Lisa Friis doesn't have to go far to study her subject: the lumbar spine.

For the past seven years, Friis - an associate professor of mechanical engineering at KU - has been working on a model of the lower back portion of the spine that has the same mechanical properties of those in adult humans.

The mechanical model is used in helping companies and researchers work with back implants.

Without a mechanical replica, companies and researchers have had to use the spines from human cadavers to test their products, which Friis said is "difficult if not impossible."

The model that Friis engineered can test disc pressure, where vertebrae bump into each other and the load amounts joints can handle.

"It measure things you could never measure on human cadavers or patients. Or patients had to wait and see what happens," Friis said. "This helps solve (the problems) and helps us figure out what they will be in advance and refine the implants."

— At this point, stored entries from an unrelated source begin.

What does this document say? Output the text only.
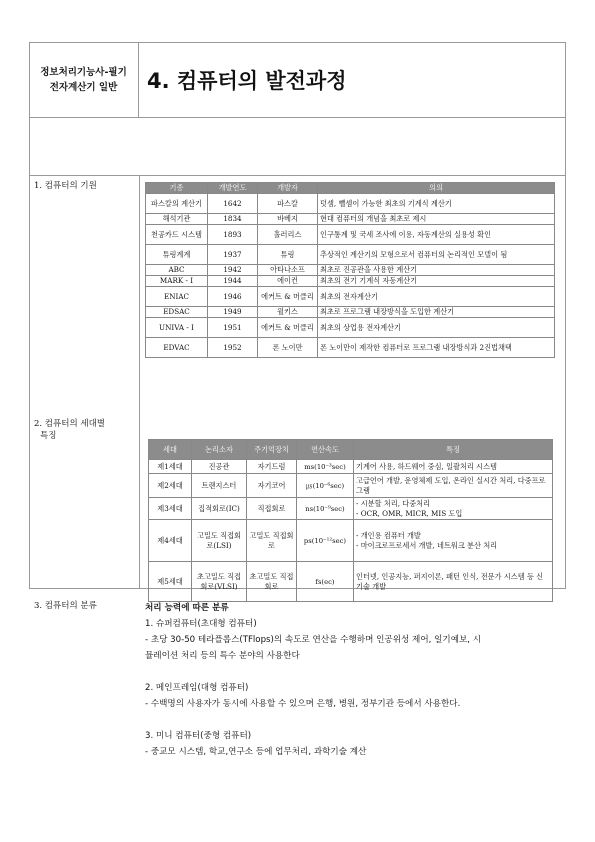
정보처리기능사-필기
전자계산기 일반	4. 컴퓨터의 발전과정
1. 컴퓨터의 기원
2. 컴퓨터의 세대별
특징
3. 컴퓨터의 분류
기종	개발연도	개발자	의의
파스칼의 계산기	1642	파스칼	덧셈, 뺄셈이 가능한 최초의 기계식 계산기
해석기관	1834	바베지	현대 컴퓨터의 개념을 최초로 제시
천공카드 시스템	1893	홀러리스	인구통계 및 국세 조사에 이용, 자동계산의 실용성 확인
튜링계계	1937	튜링	추상적인 계산기의 모형으로서 컴퓨터의 논리적인 모델이 됨
ABC	1942	아타나소프	최초로 진공관을 사용한 계산기
MARK - I	1944	에이컨	최초의 전기 기계식 자동계산기
ENIAC	1946	에커트 & 머클리	최초의 전자계산기
EDSAC	1949	윌키스	최초로 프로그램 내장방식을 도입한 계산기
UNIVA - I	1951	에커트 & 머클리	최초의 상업용 전자계산기
EDVAC	1952	폰 노이만	폰 노이만이 제작한 컴퓨터로 프로그램 내장방식과 2진법채택
세대	논리소자	주기억장치	연산속도	특징
제1세대	진공관	자기드럼	ms(10⁻³sec)	기계어 사용, 하드웨어 중심, 일괄처리 시스템
제2세대	트랜지스터	자기코어	㎲(10⁻⁶sec)	고급언어 개발, 운영체제 도입, 온라인 실시간 처리, 다중프로그램
제3세대	집적회로(IC)	직접회로	ns(10⁻⁹sec)	- 시분할 처리, 다중처리
- OCR, OMR, MICR, MIS 도입
제4세대	고밀도 직접회로(LSI)	고밀도 직접회로	ps(10⁻¹²sec)	- 개인용 컴퓨터 개발
- 마이크로프로세서 개발, 네트워크 분산 처리
제5세대	초고밀도 직접회로(VLSI)	초고밀도 직접회로	fs(ec)	인터넷, 인공지능, 퍼지이론, 패턴 인식, 전문가 시스템 등 신기술 개발
처리 능력에 따른 분류
1. 슈퍼컴퓨터(초대형 컴퓨터)
- 초당 30-50 테라플롭스(TFlops)의 속도로 연산을 수행하며 인공위성 제어, 일기예보, 시
뮬레이션 처리 등의 특수 분야의 사용한다
2. 메인프레임(대형 컴퓨터)
- 수백명의 사용자가 동시에 사용할 수 있으며 은행, 병원, 정부기관 등에서 사용한다.
3. 미니 컴퓨터(중형 컴퓨터)
- 중교모 시스템, 학교,연구소 등에 업무처리, 과학기술 계산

The technology for the mechanical spine was developed at KU, but Friis has partnered with a private company to turn the model into a commercial product, which is expected to come out this fall.

Next on Friis' to-do list is working on a spine model that can be used to study scoliosis.

8. The DNA of tuberculosis

In an effort to find out why certain groups of humans are resistant to tuberculosis and others are not, a KU professor is leading an international study.

Headquartered at KU under the direction of anthropology professor Michael Crawford is the International Consortium for the Study of Tuberculosis. Crawford is one of the founders of the field of anthropological genetics, which studies the DNA makeup among different groups of human populations.

Two other KU faculty members in the anthropology department are helping with the project, Alan Redd and Bart Dean.

The research will look at the DNA of people who have the disease as well as the genetic makeup of the disease itself. The hope is for the group to someday partner with a drug company to develop specialized medicines to treat the different strains of the disease and people with a specific genetic trait.

9. Early modern spain

For much of Luis Corteguera's research, he has to go back a few hundred years and to Spain.

Corteguera, an associate history professor at KU, examines popular politics in 16th- and 17-century Spain. In doing so, he hopes to find the answer to what the political ideas of the common men and women were in Spain's early modern era and what moved them to obey or rebel.

Corteguera has received a fellowship from the Huntington Library, Art Collections and Botanical Gardens and a summer stipend from the National Endowment for the Humanities for his work "Talking Images in the Spanish Empire."

10. New insights into Shakespeare

And finally, research isn't just limited to faculty members at KU. In December, student Garth Kimbrell, an English major from Wichita, won a national prize for his research on an obscure word used by William Shakespeare.

His research was prompted by English professor David Bergeron's assignment to write a critical essay on a Shakespeare play that had not been discussed in class. Kimbrell chose the play "Coriolanus."

As Kimbrell researched the play, he came across a word he hadn't seen before - directitude. He looked it up and couldn't find any other uses of the word. According to the Oxford English Dictionary, no one but Shakespeare has ever used the word.

For his work, Kimbrell was the recipient for the 2006 Norton Scholar's Prize. The award came with the bonus of $2,500.